Available now, the BashSpiders are priced at $59.95 each, and include ED coated steel bolts. Chainrings start at $49.95 in round or Elliptical.



  1. “Like other CAMO systems, you can easily swap out chainrings without removing the spider.”

    ^ How? The chainring is a smaller diameter so won’t go over the spider, plus it mounts on the inside. While you can technically change the ring *after you remove the cranks* without having to remove the spider from the RH crank, doing so will be way more complicated than with the regular CAMO spider, or Switch.

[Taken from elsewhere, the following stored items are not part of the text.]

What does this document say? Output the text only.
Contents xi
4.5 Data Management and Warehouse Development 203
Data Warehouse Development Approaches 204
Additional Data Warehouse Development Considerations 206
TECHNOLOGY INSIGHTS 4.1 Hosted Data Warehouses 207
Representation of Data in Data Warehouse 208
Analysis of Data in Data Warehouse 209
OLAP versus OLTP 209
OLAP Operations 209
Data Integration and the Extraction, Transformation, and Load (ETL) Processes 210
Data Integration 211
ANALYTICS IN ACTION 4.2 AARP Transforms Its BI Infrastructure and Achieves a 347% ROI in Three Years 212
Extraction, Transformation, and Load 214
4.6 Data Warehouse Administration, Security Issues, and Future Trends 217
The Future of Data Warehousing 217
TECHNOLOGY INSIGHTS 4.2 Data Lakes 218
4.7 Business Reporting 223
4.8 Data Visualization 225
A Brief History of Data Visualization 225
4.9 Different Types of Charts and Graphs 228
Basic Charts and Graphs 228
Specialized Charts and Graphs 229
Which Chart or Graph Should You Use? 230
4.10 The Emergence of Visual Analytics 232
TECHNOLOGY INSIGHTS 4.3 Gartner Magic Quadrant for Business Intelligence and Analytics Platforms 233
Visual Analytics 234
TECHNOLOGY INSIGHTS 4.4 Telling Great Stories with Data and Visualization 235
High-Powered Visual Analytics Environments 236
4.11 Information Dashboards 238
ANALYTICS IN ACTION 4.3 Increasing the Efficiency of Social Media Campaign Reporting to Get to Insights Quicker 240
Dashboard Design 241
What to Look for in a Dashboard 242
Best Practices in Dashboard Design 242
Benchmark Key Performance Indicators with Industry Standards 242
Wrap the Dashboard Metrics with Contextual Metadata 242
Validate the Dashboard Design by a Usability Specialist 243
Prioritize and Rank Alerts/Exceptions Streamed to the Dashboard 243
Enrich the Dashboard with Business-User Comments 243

    • Note how I did not say “without removing the cranks.” For someone that doesn’t have the direct mount chainring tool and a vice (yes, you can do it without a vice, but it makes it much simpler), it’s much easier to swap out chainrings. Yes, you will have to remove the cranks with this one over the standard CAMO spider, but the act of removing the ring with a T25 Torx is the same.

  2. i like how they took the standard 4 bolt 104 BCD standard that allows you to change your rings while the crank is still on the bike and then replaced it with a 5 bolt what ever BCD because 5 bolts is easier and quicker than 4 bolts. and they already made 4 bolt chain rings so now they have to make 5 bolt one too. oh and they didnt make them 110 BCD 5 bolt, they had to invent their own. oh and you can only go to small on the ring cause they didnt make them as small as say 64 BCD so it you want to go to a 26 tooth ring then you are out of luck.